Help users discover overly broad rerun-if-changed directives #14240
Description
Maintainers notes
- Root problem was an overly broad rerun-if-changed, see Help users discover overly broad rerun-if-changed directives #14240 (comment)
Problem
At work we have a rather large monorepo - of which rust (currently) makes up a very small part.
Some quick numbers using cloc --vcs git
-- ~305k files (~45m LOC) of which ~400 files (~80k LOC) are rust.
We've noticed that the time for cargo check --workspace --manifest-path ./Cargo.toml
is quite slow - disproportionately slow compared to the sum of running check on each.
Here are the examples from running the commands locally
$ time cargo check -p crate1
$ time cargo check -p crate2
...
Sum: 32.377 total
$ time cargo check --workspace --manifest-path ./Cargo.toml
4.26s user 43.64s system 59% cpu 1:21.14 total
$ time cargo check --manifest-path ./Cargo.toml -p crate1 -p crate2 ...
3.89s user 43.02s system 58% cpu 1:20.16 total
Doing some investigation - in the last two cases it looks like cargo is scanning the entire repo.
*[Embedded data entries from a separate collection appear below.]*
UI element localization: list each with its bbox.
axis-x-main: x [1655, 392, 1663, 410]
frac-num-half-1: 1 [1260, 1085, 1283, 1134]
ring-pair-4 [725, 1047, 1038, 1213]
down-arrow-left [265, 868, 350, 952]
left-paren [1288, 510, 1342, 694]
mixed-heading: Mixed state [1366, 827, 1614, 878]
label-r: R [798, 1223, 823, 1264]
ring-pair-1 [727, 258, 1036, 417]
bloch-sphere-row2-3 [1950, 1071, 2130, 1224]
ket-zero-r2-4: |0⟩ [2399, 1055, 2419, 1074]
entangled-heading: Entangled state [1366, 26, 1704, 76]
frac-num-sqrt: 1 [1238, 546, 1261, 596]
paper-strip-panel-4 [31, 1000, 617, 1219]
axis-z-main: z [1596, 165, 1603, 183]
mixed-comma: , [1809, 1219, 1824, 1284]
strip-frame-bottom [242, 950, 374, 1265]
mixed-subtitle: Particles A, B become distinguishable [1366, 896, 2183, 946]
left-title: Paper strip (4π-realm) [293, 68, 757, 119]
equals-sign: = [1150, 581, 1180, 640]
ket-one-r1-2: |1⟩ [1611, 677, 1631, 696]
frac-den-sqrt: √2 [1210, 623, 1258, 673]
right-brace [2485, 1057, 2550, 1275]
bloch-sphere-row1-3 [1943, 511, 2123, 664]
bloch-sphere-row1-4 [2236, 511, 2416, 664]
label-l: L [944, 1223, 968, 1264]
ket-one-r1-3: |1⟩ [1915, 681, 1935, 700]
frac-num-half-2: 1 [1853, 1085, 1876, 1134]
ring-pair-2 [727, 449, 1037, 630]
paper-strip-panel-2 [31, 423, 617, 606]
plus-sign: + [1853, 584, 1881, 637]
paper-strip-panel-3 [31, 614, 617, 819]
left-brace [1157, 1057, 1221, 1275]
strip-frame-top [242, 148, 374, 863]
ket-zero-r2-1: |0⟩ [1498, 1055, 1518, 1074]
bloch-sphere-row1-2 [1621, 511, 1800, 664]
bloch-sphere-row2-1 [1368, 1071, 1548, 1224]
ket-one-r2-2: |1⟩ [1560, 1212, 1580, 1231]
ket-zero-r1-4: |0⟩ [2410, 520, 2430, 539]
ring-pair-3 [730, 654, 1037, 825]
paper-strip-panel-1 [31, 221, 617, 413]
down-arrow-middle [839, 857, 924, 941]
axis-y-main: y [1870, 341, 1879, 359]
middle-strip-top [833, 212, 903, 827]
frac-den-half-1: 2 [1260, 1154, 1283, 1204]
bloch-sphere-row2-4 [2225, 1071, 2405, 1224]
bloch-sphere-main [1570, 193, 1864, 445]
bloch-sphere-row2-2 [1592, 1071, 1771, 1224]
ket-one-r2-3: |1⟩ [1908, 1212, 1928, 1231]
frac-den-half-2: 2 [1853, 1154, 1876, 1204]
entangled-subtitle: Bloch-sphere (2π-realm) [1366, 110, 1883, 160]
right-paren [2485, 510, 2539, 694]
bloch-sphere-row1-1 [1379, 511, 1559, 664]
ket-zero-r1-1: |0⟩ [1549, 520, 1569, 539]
When inspecting what files that cargo is reading I can see it accessing files and folders not included in those those defined within the workspace's members
array that contain no rust code.
Running sudo fs_usage | grep cargo
I can see it accessing:
- our "frontend" folder and scanning through all of its
node_modules
, and - bazel's output folders (which are symlinked by bazel into the repo root) which are all build artifacts.
These two cases were actually what first triggered us to investigate we had reports from several engineers about slowness - we noticed two things:
- the more bazel builds they do, the slower cargo got - and it looks like it's because more builds = more files in the bazel output folders = more crawl time.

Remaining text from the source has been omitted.